A-t-il des difficultés particulières à être minoritaire dans une classe ?

Il est clairement plus facile d’innover en matière d’orientation professionnelle pour les garçons que pour les filles. Ces dernières sont rudoyées, mal accueillies lorsqu’elles sont dans des formations dites « masculines ». Elles sont la cible de nombreuses provocations, injures sexistes, voire de violences verbales et sexuelles. Les filles ont aussi du mal à trouver un lieu de stage ou d’apprentissage et du travail après leur formation. Comme si elles n’étaient pas légitimes dans certains métiers. Le soupçon d’incompétence des femmes envers la technique est très marqué dans notre société. Les garçons qui sont minoritaires dans leur classe sont, eux, plutôt chouchoutés. Ils reçoivent de l’attention de la part des filles et des enseignants. On n’entend jamais dire d’une fille qui fait de la menuiserie qu’elle peut avoir un talent particulier ; a contrario, un garçon qui fait de la couture est souvent jugé plus créatif. Les préjugés persistent. Le poids des représentations sociales est très fort. Je pense à un secteur comme le bâtiment-travaux publics, fondé dès le Moyen Age, avec des corporations dont le sexe féminin était exclu. Les femmes avec un métier d’homme ont longtemps été ridiculisées. Au début, les conductrices de bus ou les policières ont été des pionnières. On ne sort pas du XIXe siècle et du « code napoléonien » si facilement que ça. Les clichés existent aussi dans les familles, les parents ne pensent pas forcément que leur fille puisse travailler dans l’électronique. C’est pareil chez les enseignants et dans les médias. Un des rares garçons en formation dans le sanitaire et social que j’ai rencontrés a entendu à la télévision qu’un infirmier sera recruté plus rapidement parce qu’il améliore l’ambiance dans un environnement exclusivement féminin et que, si nécessaire, il pourra changer une ampoule. C’est bien connu, les filles entre elles se « crêpent le chignon » et, quand elles sont à des postes de direction, ce sont souvent des « peaux de vache « ! L’anthropologue Françoise Héritier appelait cette tendance à systématiquement dévaloriser les tâches faites par les femmes par rapport à celles faites par les hommes la « valence différentielle des sexes ».

Vous écrivez que les enseignants sont plus ou moins dans le déni à l’égard de ces discriminations…

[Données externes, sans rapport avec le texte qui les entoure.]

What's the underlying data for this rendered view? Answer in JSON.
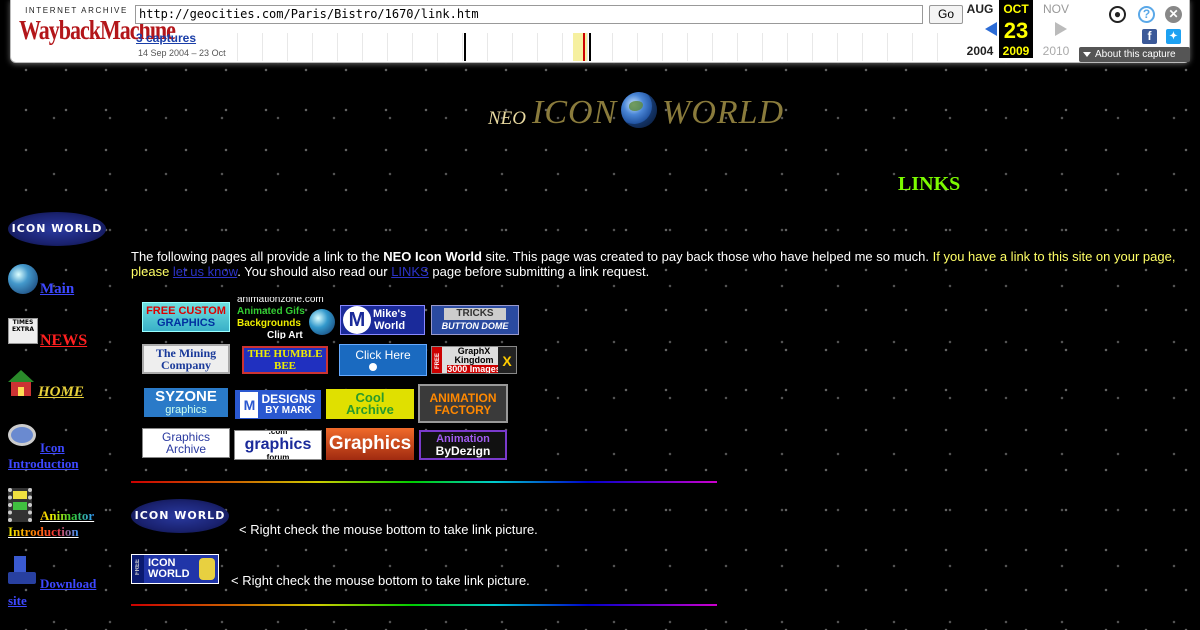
{
  "wayback": {
    "logo_top": "INTERNET ARCHIVE",
    "logo_main": "WaybackMachine",
    "url": "http://geocities.com/Paris/Bistro/1670/link.htm",
    "go_label": "Go",
    "captures": "3 captures",
    "range": "14 Sep 2004 – 23 Oct",
    "months": {
      "prev": "AUG",
      "current": "OCT",
      "next": "NOV"
    },
    "day": "23",
    "years": {
      "prev": "2004",
      "current": "2009",
      "next": "2010"
    },
    "about": "About this capture"
  },
  "site": {
    "title_neo": "NEO",
    "title_icon": "ICON",
    "title_world": "WORLD",
    "links_heading": "LINKS"
  },
  "nav": {
    "badge": "ICON WORLD",
    "main": "Main",
    "news": "NEWS",
    "home": "HOME",
    "intro_line1": "Icon",
    "intro_line2": "Introduction",
    "anim_line1": "Animator",
    "anim_line2": "Introduction",
    "download_line1": "Download",
    "download_line2": "site",
    "news_icon_text": "TIMES EXTRA"
  },
  "intro": {
    "part1": "The following pages all provide a link to the ",
    "bold": "NEO Icon World",
    "part2": " site. This page was created to pay back those who have helped me so much. ",
    "highlight": "If you have a link to this site on your page, please ",
    "link1": "let us know",
    "part3": ". You should also read our ",
    "link2": "LINKS",
    "part4": " page before submitting a link request."
  },
  "banners": [
    {
      "line1": "FREE CUSTOM",
      "line2": "GRAPHICS"
    },
    {
      "line1": "animationzone.com",
      "line2": "Animated Gifs",
      "line3": "Backgrounds",
      "line4": "Clip Art"
    },
    {
      "line1": "Mike's",
      "line2": "World"
    },
    {
      "line1": "TRICKS",
      "line2": "BUTTON DOME"
    },
    {
      "line1": "The Mining",
      "line2": "Company"
    },
    {
      "line1": "THE HUMBLE BEE"
    },
    {
      "line1": "Click Here"
    },
    {
      "line1": "GraphX",
      "line2": "Kingdom",
      "line3": "3000 Images",
      "side": "FREE"
    },
    {
      "line1": "SYZONE",
      "line2": "graphics"
    },
    {
      "line1": "DESIGNS",
      "line2": "BY MARK"
    },
    {
      "line1": "Cool",
      "line2": "Archive"
    },
    {
      "line1": "ANIMATION",
      "line2": "FACTORY"
    },
    {
      "line1": "Graphics",
      "line2": "Archive"
    },
    {
      "line1": ".com",
      "line2": "graphics",
      "line3": "forum"
    },
    {
      "line1": "Graphics"
    },
    {
      "line1": "Animation",
      "line2": "ByDezign"
    }
  ],
  "link_badges": {
    "badge1": "ICON WORLD",
    "note1": "< Right check the mouse bottom to take link picture.",
    "badge2_line1": "ICON",
    "badge2_line2": "WORLD",
    "badge2_side": "FREE",
    "note2": "< Right check the mouse bottom to take link picture."
  },
  "colors": {
    "links_heading": "#7cfc00",
    "highlight_text": "#ffff66",
    "nav_link": "#3d48ff",
    "news": "#ff2020"
  }
}
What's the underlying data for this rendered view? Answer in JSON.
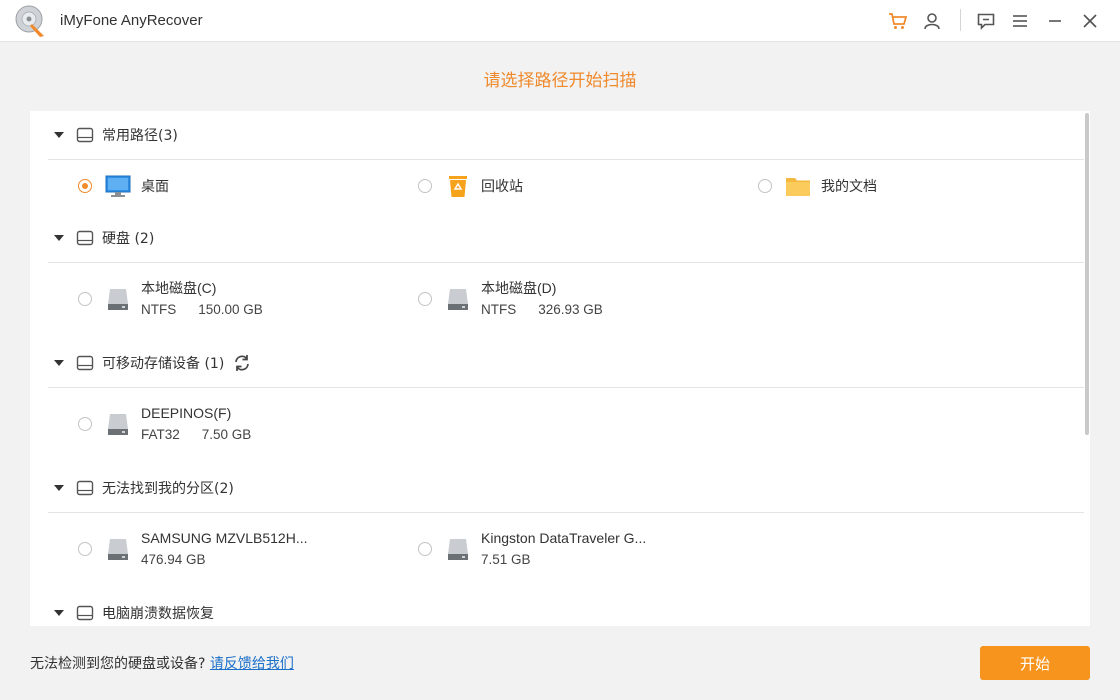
{
  "app": {
    "title": "iMyFone AnyRecover"
  },
  "titlebar": {
    "icons": [
      "cart-icon",
      "user-icon",
      "feedback-icon",
      "menu-icon",
      "minimize-icon",
      "close-icon"
    ],
    "accent": "#f08a2c"
  },
  "heading": "请选择路径开始扫描",
  "sections": {
    "common": {
      "label": "常用路径(3)"
    },
    "disks": {
      "label": "硬盘 (2)"
    },
    "removable": {
      "label": "可移动存储设备 (1)"
    },
    "lost": {
      "label": "无法找到我的分区(2)"
    },
    "crash": {
      "label": "电脑崩溃数据恢复"
    }
  },
  "common_items": [
    {
      "label": "桌面",
      "icon": "desktop-icon",
      "selected": true
    },
    {
      "label": "回收站",
      "icon": "recycle-bin-icon",
      "selected": false
    },
    {
      "label": "我的文档",
      "icon": "folder-icon",
      "selected": false
    }
  ],
  "disks": [
    {
      "name": "本地磁盘(C)",
      "fs": "NTFS",
      "size": "150.00 GB"
    },
    {
      "name": "本地磁盘(D)",
      "fs": "NTFS",
      "size": "326.93 GB"
    }
  ],
  "removable": [
    {
      "name": "DEEPINOS(F)",
      "fs": "FAT32",
      "size": "7.50 GB"
    }
  ],
  "lost": [
    {
      "name": "SAMSUNG MZVLB512H...",
      "size": "476.94 GB"
    },
    {
      "name": "Kingston DataTraveler G...",
      "size": "7.51 GB"
    }
  ],
  "footer": {
    "text": "无法检测到您的硬盘或设备? ",
    "link": "请反馈给我们",
    "start": "开始"
  },
  "colors": {
    "accent": "#f08a2c",
    "button": "#f7941d",
    "link": "#1a6fc9"
  }
}
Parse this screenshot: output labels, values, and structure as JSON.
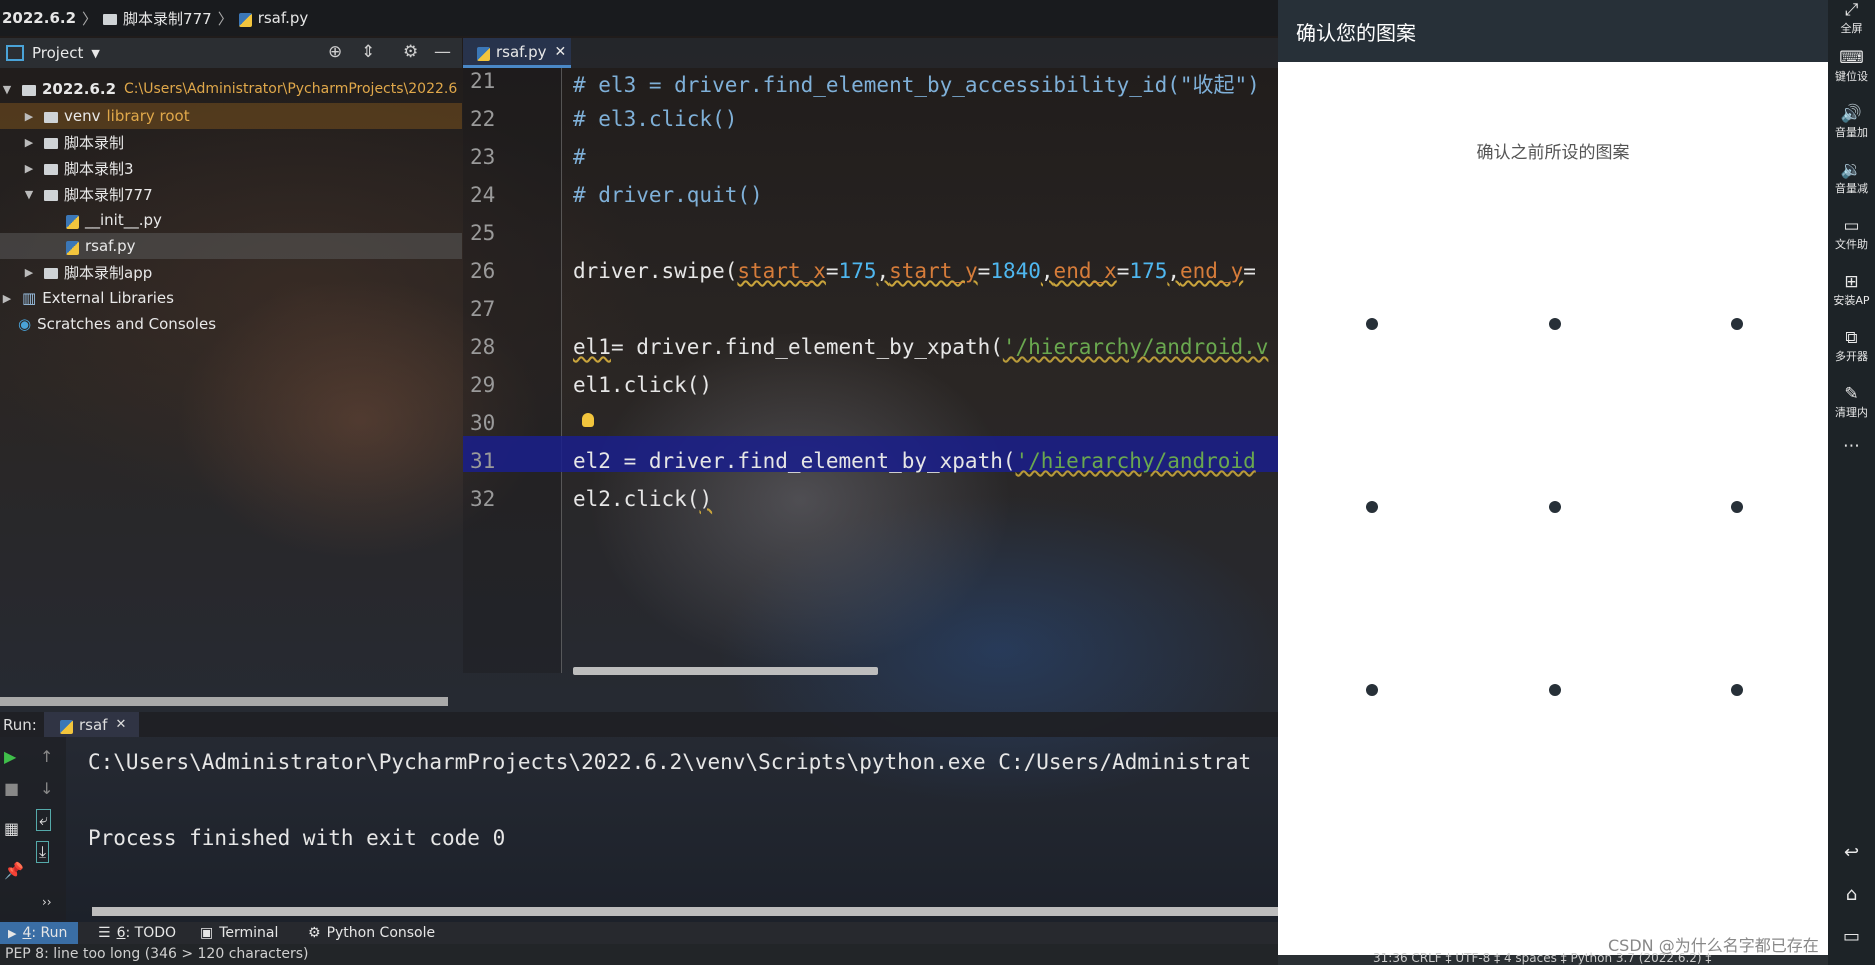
{
  "breadcrumb": {
    "project": "2022.6.2",
    "folder": "脚本录制777",
    "file": "rsaf.py"
  },
  "project_panel": {
    "title": "Project",
    "tree": [
      {
        "label": "2022.6.2",
        "extra": "C:\\Users\\Administrator\\PycharmProjects\\2022.6",
        "kind": "folder",
        "expanded": true
      },
      {
        "label": "venv",
        "extra": "library root",
        "kind": "folder"
      },
      {
        "label": "脚本录制",
        "kind": "folder"
      },
      {
        "label": "脚本录制3",
        "kind": "folder"
      },
      {
        "label": "脚本录制777",
        "kind": "folder",
        "expanded": true
      },
      {
        "label": "__init__.py",
        "kind": "file"
      },
      {
        "label": "rsaf.py",
        "kind": "file"
      },
      {
        "label": "脚本录制app",
        "kind": "folder"
      },
      {
        "label": "External Libraries",
        "kind": "library"
      },
      {
        "label": "Scratches and Consoles",
        "kind": "scratch"
      }
    ]
  },
  "editor": {
    "tab": "rsaf.py",
    "lines": [
      {
        "n": "21",
        "text": "# el3 = driver.find_element_by_accessibility_id(\"收起\")"
      },
      {
        "n": "22",
        "text": "# el3.click()"
      },
      {
        "n": "23",
        "text": "#"
      },
      {
        "n": "24",
        "text": "# driver.quit()"
      },
      {
        "n": "25",
        "text": ""
      },
      {
        "n": "26",
        "p1": "driver.swipe(",
        "k1": "start_x",
        "v1": "175",
        "k2": "start_y",
        "v2": "1840",
        "k3": "end_x",
        "v3": "175",
        "k4": "end_y"
      },
      {
        "n": "27",
        "text": ""
      },
      {
        "n": "28",
        "p1": "el1",
        "p2": "= driver.find_element_by_xpath(",
        "s": "'/hierarchy/android.v"
      },
      {
        "n": "29",
        "text": "el1.click()"
      },
      {
        "n": "30",
        "text": ""
      },
      {
        "n": "31",
        "p1": "el2 = driver.find_element_by_xpath(",
        "s": "'/hierarchy/android"
      },
      {
        "n": "32",
        "text": "el2.click()"
      }
    ]
  },
  "run_panel": {
    "label": "Run:",
    "tab": "rsaf",
    "output": [
      "C:\\Users\\Administrator\\PycharmProjects\\2022.6.2\\venv\\Scripts\\python.exe C:/Users/Administrat",
      "",
      "Process finished with exit code 0"
    ]
  },
  "bottom_tabs": [
    {
      "num": "4",
      "label": ": Run"
    },
    {
      "num": "6",
      "label": ": TODO"
    },
    {
      "num": "",
      "label": "Terminal"
    },
    {
      "num": "",
      "label": "Python Console"
    }
  ],
  "status": {
    "message": "PEP 8: line too long (346 > 120 characters)",
    "right": "31:36   CRLF ‡   UTF-8 ‡   4 spaces ‡   Python 3.7 (2022.6.2) ‡"
  },
  "phone": {
    "header": "确认您的图案",
    "subtitle": "确认之前所设的图案",
    "grid": [
      [
        1,
        1,
        1
      ],
      [
        1,
        1,
        1
      ],
      [
        1,
        1,
        1
      ]
    ]
  },
  "emulator_sidebar": [
    {
      "icon": "⤢",
      "label": "全屏"
    },
    {
      "icon": "⌨",
      "label": "键位设"
    },
    {
      "icon": "🔊",
      "label": "音量加"
    },
    {
      "icon": "🔉",
      "label": "音量减"
    },
    {
      "icon": "▭",
      "label": "文件助"
    },
    {
      "icon": "⊞",
      "label": "安装AP"
    },
    {
      "icon": "⧉",
      "label": "多开器"
    },
    {
      "icon": "✎",
      "label": "清理内"
    },
    {
      "icon": "⋯",
      "label": ""
    }
  ],
  "emulator_nav": [
    "↩",
    "⌂",
    "▭"
  ],
  "watermark": "CSDN @为什么名字都已存在"
}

En fait, il y a une palette très contrastée de conditionnements. Il y a ceux qui sont pro-égalité des chances et ceux qui sont carrément contre. Mais la position la plus courante est de minimiser les difficultés et de considérer qu’il n’y a aucune différence entre les filles et les garçons « atypiques ». L’élève est assimilé à quelqu’un de « neutre », et si certaines filles rencontrent des difficultés d’intégration dans les filières à majorité masculine, ils estiment qu’elles sauront se défendre. Les enseignants du technique les plus sensibles à la question sont surtout des femmes qui ont elles-mêmes subi les idées reçues. Elles organisent des débats sur l’altérité dans leur établissement pour alerter. Certaines mettent en œuvre un système de marrainage. Attribuée à une élève dès la rentrée scolaire, une marraine lui sert de référente en cas de problèmes liés au genre.

Maître de conférences

en sociologie à l’université de Caen et chercheuse au centre Maurice-Halbwachs, unité mixte du CNRS, de l’EHESS et de l’ENS, Clotilde Lemarchant est l’auteure d’Unique en son genre (éd. PUF, 2017), un livre sur les filles et garçons atypiques dans les formations techniques et professionnelles.